Thanks to @Madwinemaker for helping to arrange the meeting with EchoIQ
It takes oodles of R&D to make it to commercialisation (it looks like EIQ has >$27m in accumulated losses) and they've been working on this tech for years. That's par for the course for this kind of business, but it appears they've passed some key milestones and are at an interesting juncture.
It all depends on how well the commercialisation goes. Even under a best case, it will likely take a few years to build any material sales momentum. As Philip said, you are dealing with very slow moving sales cycles and very conservative customers.

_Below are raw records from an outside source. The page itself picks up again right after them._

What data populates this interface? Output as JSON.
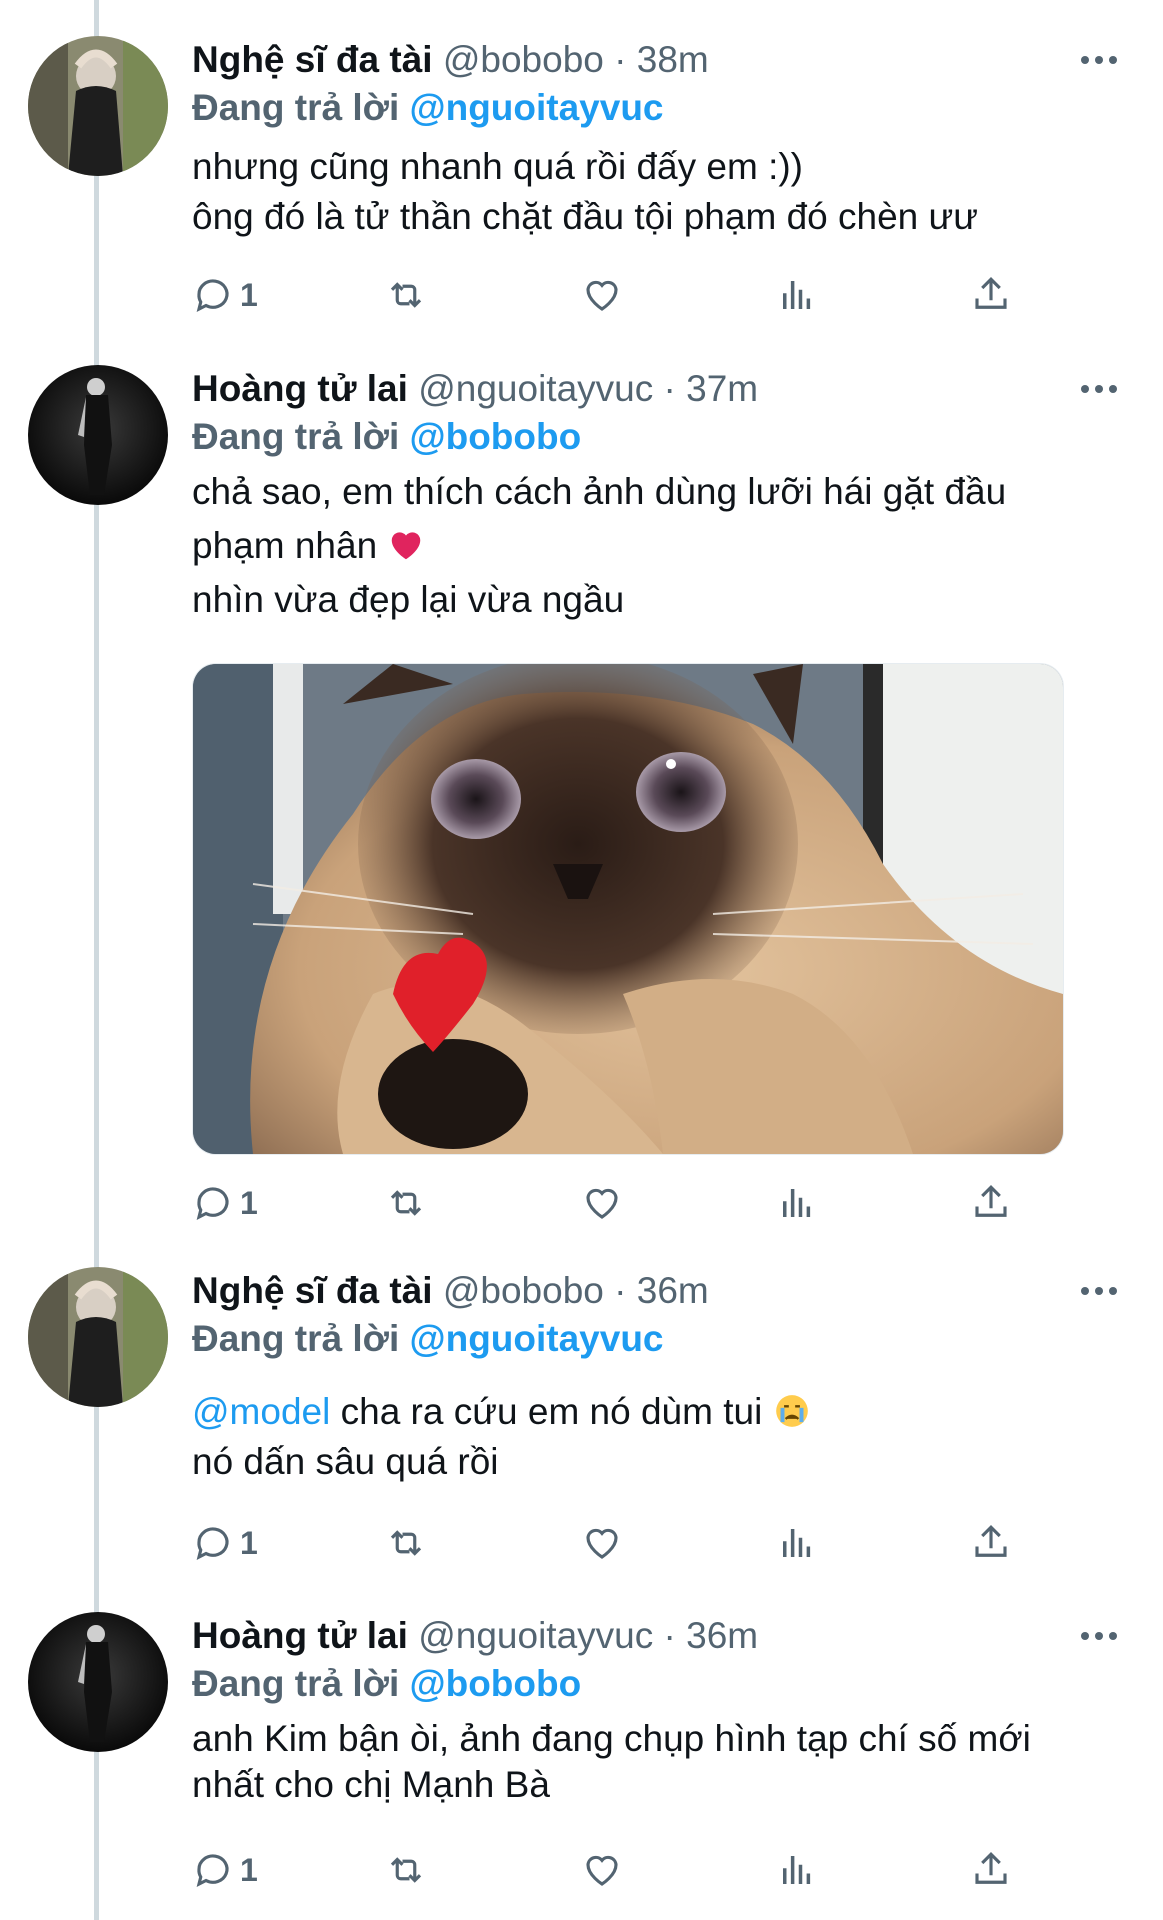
{
  "tweets": [
    {
      "name": "Nghệ sĩ đa tài",
      "handle": "@bobobo",
      "time": "38m",
      "reply_prefix": "Đang trả lời",
      "reply_to": "@nguoitayvuc",
      "lines": [
        "nhưng cũng nhanh quá rồi đấy em :))",
        "ông đó là tử thần chặt đầu tội phạm đó chèn ưư"
      ],
      "reply_count": "1"
    },
    {
      "name": "Hoàng tử lai",
      "handle": "@nguoitayvuc",
      "time": "37m",
      "reply_prefix": "Đang trả lời",
      "reply_to": "@bobobo",
      "lines": [
        "chả sao, em thích cách ảnh dùng lưỡi hái gặt đầu",
        "phạm nhân",
        "nhìn vừa đẹp lại vừa ngầu"
      ],
      "reply_count": "1"
    },
    {
      "name": "Nghệ sĩ đa tài",
      "handle": "@bobobo",
      "time": "36m",
      "reply_prefix": "Đang trả lời",
      "reply_to": "@nguoitayvuc",
      "mention": "@model",
      "lines": [
        "cha ra cứu em nó dùm tui",
        "nó dấn sâu quá rồi"
      ],
      "reply_count": "1"
    },
    {
      "name": "Hoàng tử lai",
      "handle": "@nguoitayvuc",
      "time": "36m",
      "reply_prefix": "Đang trả lời",
      "reply_to": "@bobobo",
      "lines": [
        "anh Kim bận òi, ảnh đang chụp hình tạp chí số mới",
        "nhất cho chị Mạnh Bà"
      ],
      "reply_count": "1"
    }
  ],
  "separator": "·",
  "colors": {
    "accent": "#1d9bf0",
    "muted": "#536471",
    "text": "#0f1419",
    "thread_line": "#cfd9de"
  },
  "icons": [
    "reply-icon",
    "retweet-icon",
    "like-icon",
    "views-icon",
    "share-icon",
    "more-icon",
    "heart-emoji",
    "crying-emoji"
  ]
}
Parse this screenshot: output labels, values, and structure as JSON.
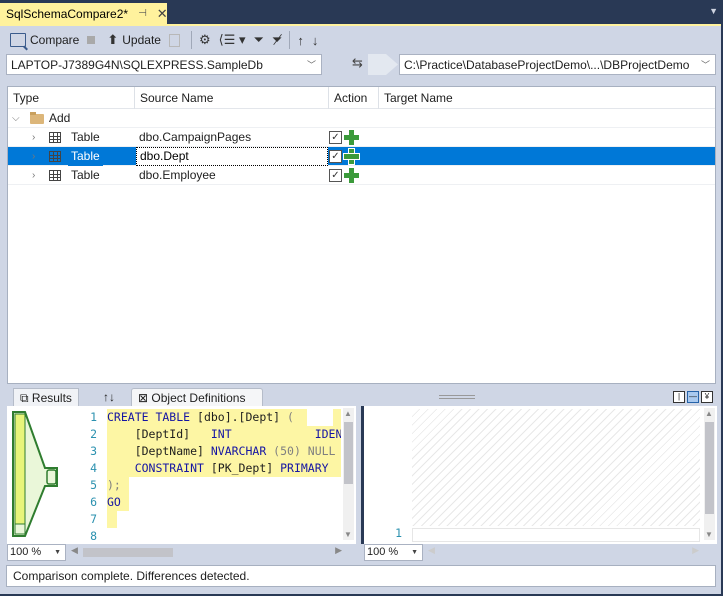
{
  "document_tab": {
    "title": "SqlSchemaCompare2*",
    "pin_icon": "pin-icon",
    "close_icon": "close-icon"
  },
  "toolbar": {
    "compare_label": "Compare",
    "update_label": "Update",
    "icons": [
      "compare-icon",
      "stop-icon",
      "update-icon",
      "generate-script-icon",
      "options-icon",
      "group-results-icon",
      "filter-icon",
      "clear-filter-icon",
      "next-change-icon",
      "previous-change-icon"
    ]
  },
  "source": {
    "value": "LAPTOP-J7389G4N\\SQLEXPRESS.SampleDb"
  },
  "target": {
    "value": "C:\\Practice\\DatabaseProjectDemo\\...\\DBProjectDemo"
  },
  "grid": {
    "columns": [
      "Type",
      "Source Name",
      "Action",
      "Target Name"
    ],
    "group": {
      "label": "Add",
      "expanded": true
    },
    "rows": [
      {
        "type": "Table",
        "source_name": "dbo.CampaignPages",
        "action_checked": true,
        "action": "add",
        "target_name": "",
        "selected": false
      },
      {
        "type": "Table",
        "source_name": "dbo.Dept",
        "action_checked": true,
        "action": "add",
        "target_name": "",
        "selected": true
      },
      {
        "type": "Table",
        "source_name": "dbo.Employee",
        "action_checked": true,
        "action": "add",
        "target_name": "",
        "selected": false
      }
    ]
  },
  "bottom_tabs": {
    "results_label": "Results",
    "sort_label": "↑↓",
    "object_definitions_label": "Object Definitions",
    "active": "Object Definitions"
  },
  "source_definition": {
    "line_numbers": [
      "1",
      "2",
      "3",
      "4",
      "5",
      "6",
      "7",
      "8"
    ],
    "lines": [
      [
        {
          "t": "CREATE TABLE ",
          "c": "kw"
        },
        {
          "t": "[dbo].[Dept] ",
          "c": "plain"
        },
        {
          "t": "(",
          "c": "gr"
        }
      ],
      [
        {
          "t": "    [DeptId]   ",
          "c": "plain"
        },
        {
          "t": "INT            IDEN",
          "c": "kw"
        }
      ],
      [
        {
          "t": "    [DeptName] ",
          "c": "plain"
        },
        {
          "t": "NVARCHAR ",
          "c": "kw"
        },
        {
          "t": "(50) NULL",
          "c": "gr"
        }
      ],
      [
        {
          "t": "    CONSTRAINT ",
          "c": "kw"
        },
        {
          "t": "[PK_Dept] ",
          "c": "plain"
        },
        {
          "t": "PRIMARY",
          "c": "kw"
        }
      ],
      [
        {
          "t": ");",
          "c": "gr"
        }
      ],
      [
        {
          "t": "GO",
          "c": "kw"
        }
      ],
      [
        {
          "t": "",
          "c": "plain"
        }
      ],
      [
        {
          "t": "",
          "c": "plain"
        }
      ]
    ],
    "zoom": "100 %"
  },
  "target_definition": {
    "line_numbers": [
      "1"
    ],
    "zoom": "100 %"
  },
  "status": {
    "message": "Comparison complete.  Differences detected."
  },
  "colors": {
    "selection": "#0078d7",
    "add_icon": "#3b9a3b",
    "diff_highlight": "#fdf6a4",
    "tab_active": "#fff29d",
    "frame_bg": "#293955"
  }
}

And I do think a cap raise is a certainty at some stage -- even if commercialisation goes well. A growing business usually takes more resources, and they're also continuing to develop new products. (But that's not a bad thing if they're able to get a good ROI on any fresh funds raised.)
It looks like there are around 85m options due to expire this year that are in the money. That could raise a further $5m or so, but with 455m shares currently on issue (300k of which just came out of voluntary escrow), you're looking at some decent dilution.
Of course, there's undoubtedly a huge potential market, and as a software product it has the potential for high margins and good operating leverage. They seem to have a strong bench in terms of the C-suite and Board too.
Definitely worth keeping an eye on, but i'll be waiting to see some good adoption of their EchoSolv product before buying.